For such quick reference, once you have opened a translation use the "Find" utility on your browser (Control F in Netscape) to search for the line numbers of the words or phrases you want to see.

A nice demonstration of the limitations of any translation of The Shipman's Tale is apparent in its final lines:
Thus endeth my tale, and God us sende
            Thus ends my tale, and God send us
Taillynge ynough unto oure lyves ende. Amen
            Tallying (Tailing) enough unto our lives' end. Amen
The outrageous pun on "Taillynge" (which involves "tally," "tale," and "tail") is almost completely lost in any translation.

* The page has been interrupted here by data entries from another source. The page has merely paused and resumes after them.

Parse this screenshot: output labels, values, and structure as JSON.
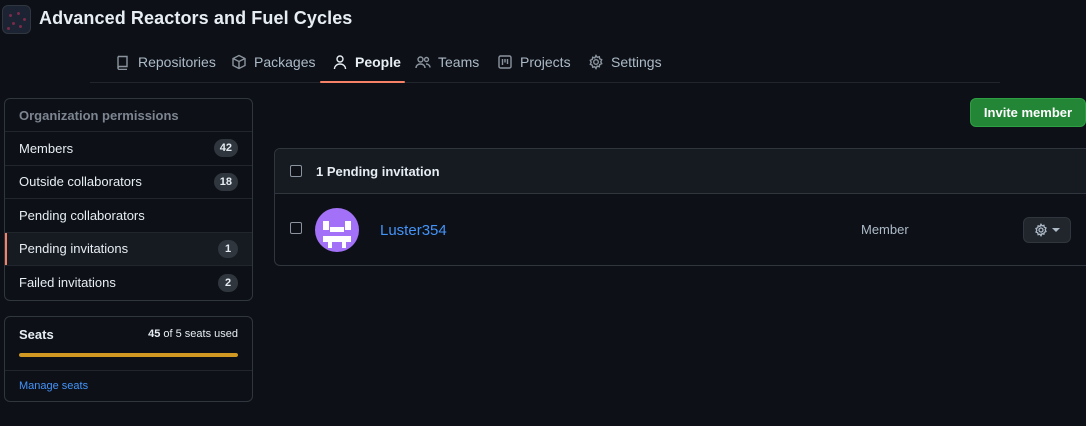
{
  "org": {
    "title": "Advanced Reactors and Fuel Cycles",
    "avatar_icon": "org-avatar-icon"
  },
  "nav": {
    "items": [
      {
        "label": "Repositories",
        "icon": "repo-icon"
      },
      {
        "label": "Packages",
        "icon": "package-icon"
      },
      {
        "label": "People",
        "icon": "person-icon",
        "active": true
      },
      {
        "label": "Teams",
        "icon": "people-icon"
      },
      {
        "label": "Projects",
        "icon": "project-icon"
      },
      {
        "label": "Settings",
        "icon": "gear-icon"
      }
    ]
  },
  "sidebar": {
    "header": "Organization permissions",
    "items": [
      {
        "label": "Members",
        "count": "42"
      },
      {
        "label": "Outside collaborators",
        "count": "18"
      },
      {
        "label": "Pending collaborators",
        "count": ""
      },
      {
        "label": "Pending invitations",
        "count": "1",
        "selected": true
      },
      {
        "label": "Failed invitations",
        "count": "2"
      }
    ],
    "seats": {
      "title": "Seats",
      "used": "45",
      "used_suffix": "of 5 seats used",
      "fill_fraction": 1.0,
      "manage_label": "Manage seats"
    }
  },
  "main": {
    "invite_label": "Invite member",
    "list_header": "1 Pending invitation",
    "rows": [
      {
        "username": "Luster354",
        "role": "Member"
      }
    ]
  },
  "colors": {
    "background": "#0d1117",
    "accent_underline": "#f78166",
    "primary_button": "#238636",
    "link": "#4493f8",
    "seats_bar": "#d29922",
    "avatar": "#a371f7"
  }
}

With this caveat in mind, click here to begin your study of The Shipman's Tale.

After you have gone through the interlinear text and have returned to this page, read the Shipman's Tale once more, this time in your printed text, and this time for pleasure rather than a drill on vocabulary. Read at least parts of it aloud (if you want more instruction on reading aloud, though it repeats some materials, Click here). When you read it note especially Chaucer's good ear for conversation.

If you wish, browse through the page on The Shipman's Tale on The Geoffrey Chaucer Website. Look at the way some other authors handled the same material, and you will be impressed with the richness of Chaucer's characters and the subtlety with which he modifies and complicates the simple story as it appears in other works.